Vous l’avez remarqué, chaque fois que vous voulez utiliser un site, même s’il appert que vous ne l’utiliserez qu’une fois dans votre vie, il faut ouvrir un compte et à cette occasion fournir vos coordonnées. C’est ainsi que, au fil des semaines, vous allez dispenser ces informations vitales et intransmissibles, à des dizaines de sites en tous genres.

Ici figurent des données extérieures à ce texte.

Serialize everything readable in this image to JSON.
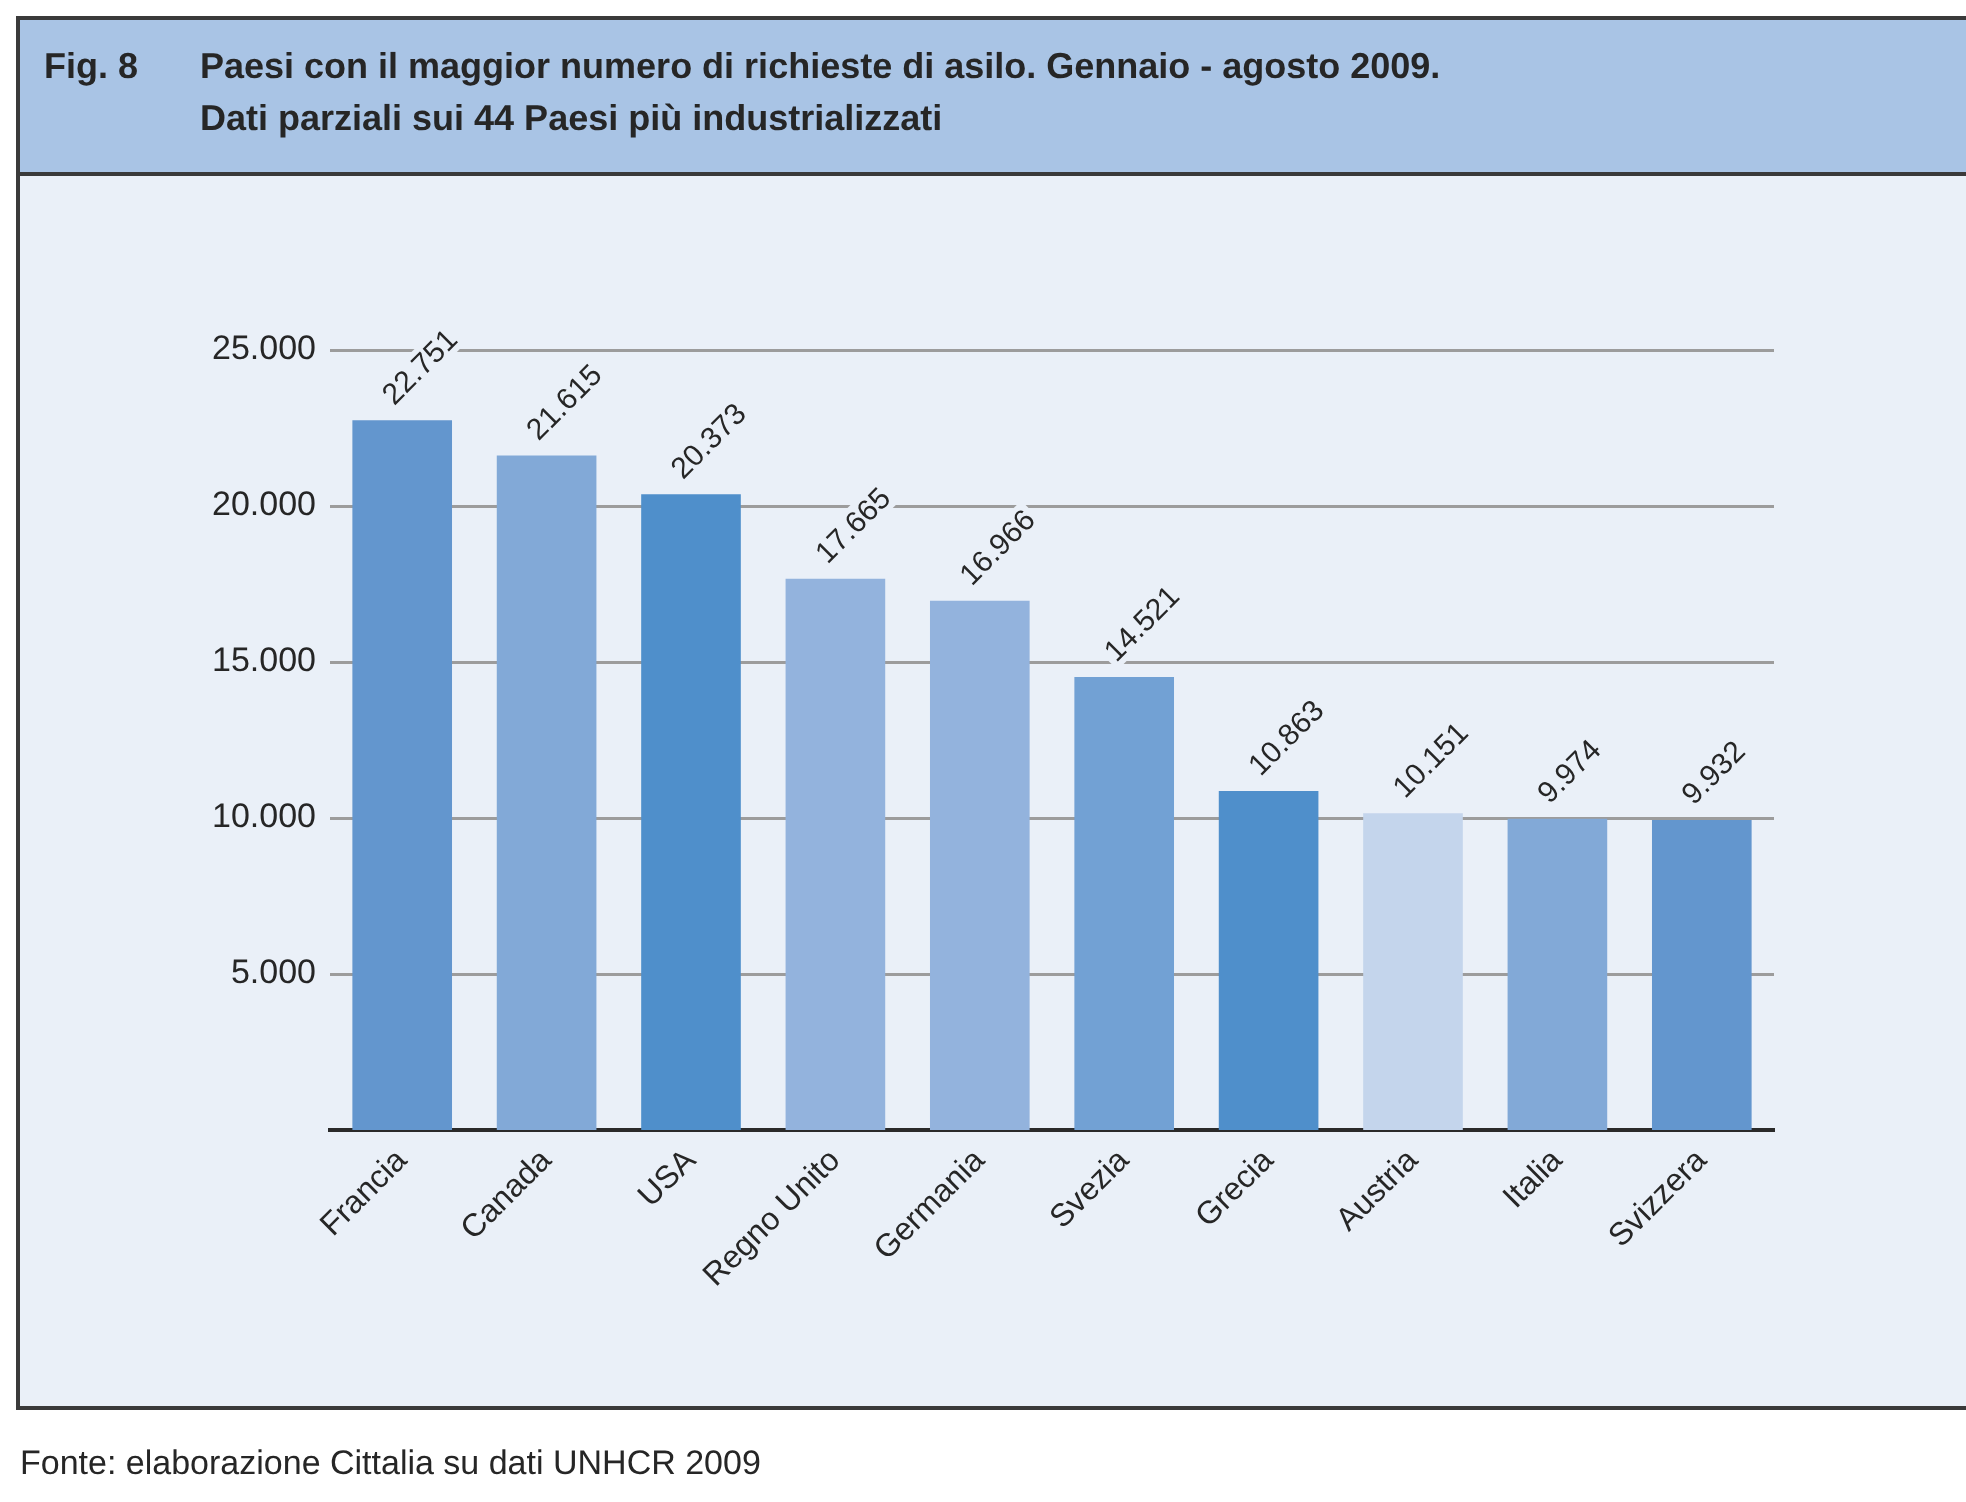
{
  "chart_data": {
    "type": "bar",
    "title": "Paesi con il maggior numero di richieste di asilo. Gennaio - agosto 2009.",
    "subtitle": "Dati parziali sui 44 Paesi più industrializzati",
    "annotations": [
      "Fig. 8",
      "Fonte: elaborazione Cittalia su dati UNHCR 2009"
    ],
    "categories": [
      "Francia",
      "Canada",
      "USA",
      "Regno Unito",
      "Germania",
      "Svezia",
      "Grecia",
      "Austria",
      "Italia",
      "Svizzera"
    ],
    "values": [
      22751,
      21615,
      20373,
      17665,
      16966,
      14521,
      10863,
      10151,
      9974,
      9932
    ],
    "value_labels": [
      "22.751",
      "21.615",
      "20.373",
      "17.665",
      "16.966",
      "14.521",
      "10.863",
      "10.151",
      "9.974",
      "9.932"
    ],
    "colors": [
      "#6396ce",
      "#82a9d7",
      "#4f8fcb",
      "#93b3dd",
      "#93b3dd",
      "#72a1d4",
      "#4f8fcb",
      "#c4d5ec",
      "#82a9d7",
      "#6396ce"
    ],
    "ylim": [
      0,
      25000
    ],
    "yticks": [
      {
        "value": 5000,
        "label": "5.000"
      },
      {
        "value": 10000,
        "label": "10.000"
      },
      {
        "value": 15000,
        "label": "15.000"
      },
      {
        "value": 20000,
        "label": "20.000"
      },
      {
        "value": 25000,
        "label": "25.000"
      }
    ],
    "grid": "y"
  }
}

Bien sûr, on vous garantira, « qu’en vertu de notre gouvernance, de nos règles de confidentialité et de notre adhésion aux sites de protection les plus solides, jamais ces données ne pourront être données, ni vendues, ni même prêtées à des tiers. Oui, nous vous l’assurons, nos intentions soient aussi belles qu’un crépuscule d’été et que nos codes de conduite soient aussi purs que l’eau des fontaines vauclusiennes ».

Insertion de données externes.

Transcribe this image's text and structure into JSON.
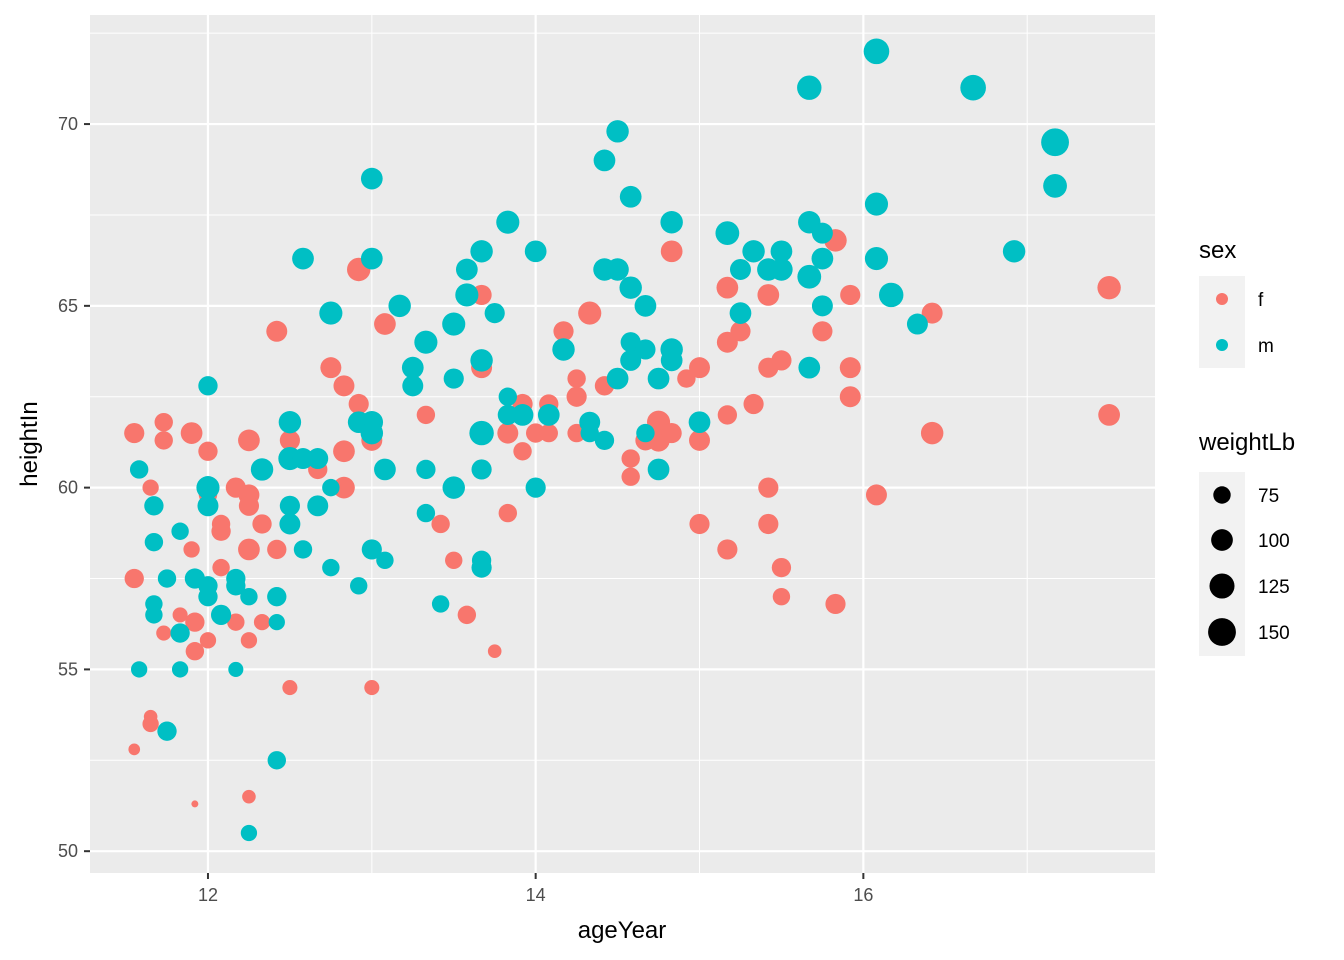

Ajoutez à tout ceci que vous vous êtes engagé à ne pas vous servir du même mot de passe pour tous les sites qui vous en ont demandé un (pour votre sécurité : 15 entrées sous forme de lettres, chiffres, symboles, avec des majuscules ou sans majuscule, en évitant de n’utiliser que des chiffres pairs, le nombre pi ou la constante de Hubble). En vérité, vous vous êtes débrouillé pour que les 250 mots de passe requis pour l’usage de vos sites, messageries et autres moteurs de recherche, soient absolument les mêmes. La preuve que ce n’était pas bête : vous les avez mémorisés. Mais voilà que vous avez rompu le B-A BA de la sécurité de vos données. Et si les sites à qui vous les avez confiées les ont perdus ou se les ont fait voler, c’est bien de votre faute.

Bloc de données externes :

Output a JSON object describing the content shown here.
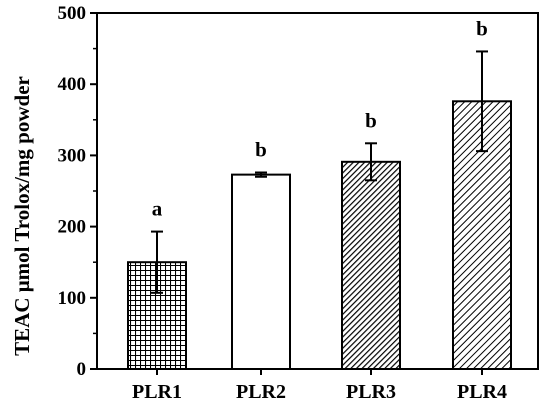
{
  "chart_data": {
    "type": "bar",
    "title": "",
    "xlabel": "",
    "ylabel": "TEAC μmol Trolox/mg powder",
    "ylim": [
      0,
      500
    ],
    "yticks": [
      0,
      100,
      200,
      300,
      400,
      500
    ],
    "categories": [
      "PLR1",
      "PLR2",
      "PLR3",
      "PLR4"
    ],
    "values": [
      150,
      273,
      291,
      376
    ],
    "errors": [
      43,
      3,
      26,
      70
    ],
    "significance": [
      "a",
      "b",
      "b",
      "b"
    ],
    "patterns": [
      "grid",
      "none",
      "diagonal-dense",
      "diagonal"
    ],
    "grid": false,
    "legend": "none"
  }
}
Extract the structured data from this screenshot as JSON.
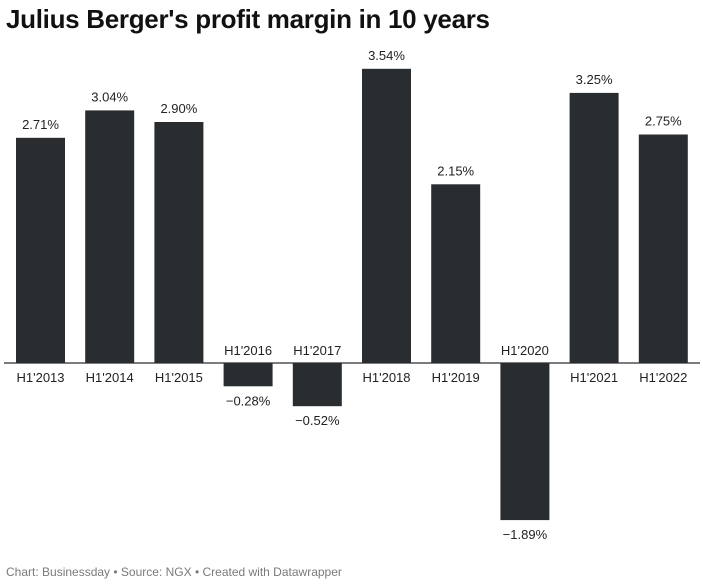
{
  "title": "Julius Berger's profit margin in 10 years",
  "footer": "Chart: Businessday • Source: NGX • Created with Datawrapper",
  "colors": {
    "bar": "#2a2d30",
    "text": "#222222",
    "footer": "#7a7a7a"
  },
  "chart_data": {
    "type": "bar",
    "title": "Julius Berger's profit margin in 10 years",
    "xlabel": "",
    "ylabel": "",
    "categories": [
      "H1'2013",
      "H1'2014",
      "H1'2015",
      "H1'2016",
      "H1'2017",
      "H1'2018",
      "H1'2019",
      "H1'2020",
      "H1'2021",
      "H1'2022"
    ],
    "values": [
      2.71,
      3.04,
      2.9,
      -0.28,
      -0.52,
      3.54,
      2.15,
      -1.89,
      3.25,
      2.75
    ],
    "value_labels": [
      "2.71%",
      "3.04%",
      "2.90%",
      "−0.28%",
      "−0.52%",
      "3.54%",
      "2.15%",
      "−1.89%",
      "3.25%",
      "2.75%"
    ],
    "unit": "%",
    "ylim": [
      -1.89,
      3.54
    ],
    "grid": false
  }
}
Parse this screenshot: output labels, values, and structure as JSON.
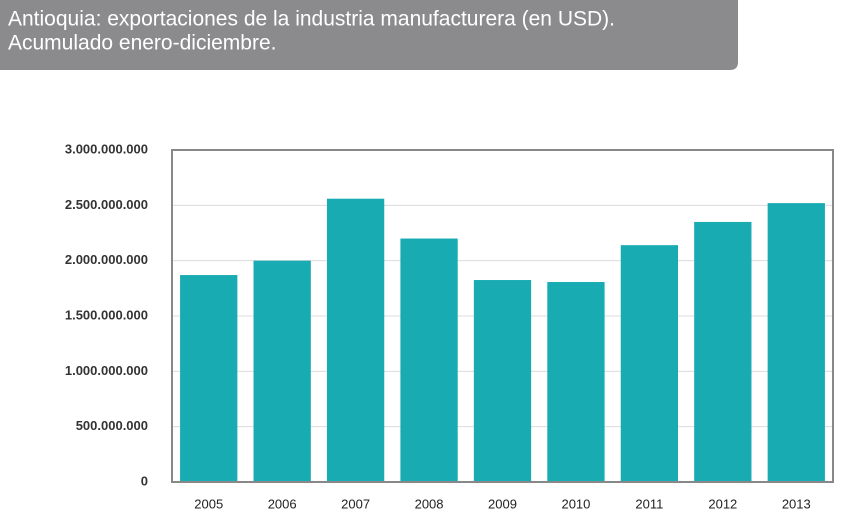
{
  "chart_data": {
    "type": "bar",
    "title": "Antioquia: exportaciones de la industria manufacturera (en USD).",
    "subtitle": "Acumulado enero-diciembre.",
    "categories": [
      "2005",
      "2006",
      "2007",
      "2008",
      "2009",
      "2010",
      "2011",
      "2012",
      "2013"
    ],
    "values": [
      1870000000,
      2000000000,
      2560000000,
      2200000000,
      1825000000,
      1807000000,
      2140000000,
      2350000000,
      2520000000
    ],
    "color": "#18abb2",
    "ylim": [
      0,
      3000000000
    ],
    "yticks": [
      0,
      {
        "value": 500000000,
        "label": "500.000.000"
      },
      {
        "value": 1000000000,
        "label": "1.000.000.000"
      },
      {
        "value": 1500000000,
        "label": "1.500.000.000"
      },
      {
        "value": 2000000000,
        "label": "2.000.000.000"
      },
      {
        "value": 2500000000,
        "label": "2.500.000.000"
      },
      {
        "value": 3000000000,
        "label": "3.000.000.000"
      }
    ],
    "grid": true
  }
}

Et tout ça, se promène dans des ordinateurs, bases de données et autres datas trucs. On vous jure qu’ils ne sont pas livrés aux algorithmes qui rodent dans les grandes steppes des données comme les loups dans la forêt française. Mais, franchement, à quoi ça sert d’enfourner tant de datas dont on annonce qu’on ne s’en servira pas ? Et puis, qui va aller contrôler ça ? Et puis, toutes ces datas qui vous sont personnelles et dont vous ne faites absolument rien, pourquoi les garder cachées ? Il y a des dizaines de cas qui montrent que si on avait eu vos datas personnelles on n’aurait pas loupé le bon dosage d’aspirine au moment où votre dent de sagesse s’est manifestée.
Dire qu’on est propriétaire de ses datas est donc un abus de langage. Ce serait vrai si vous ne cherchiez pas à interagir avec le reste de la société ; ce serait vrai si vous étiez un ermite. Ce n’est pas vrai dans tous les autres cas.
Alors, ne vous laissez pas endormir par les doctrinaires du « gardez vos datas pour vous » et participez sans réticence ni mauvaise volonté à une société riches en datas de toutes sortes.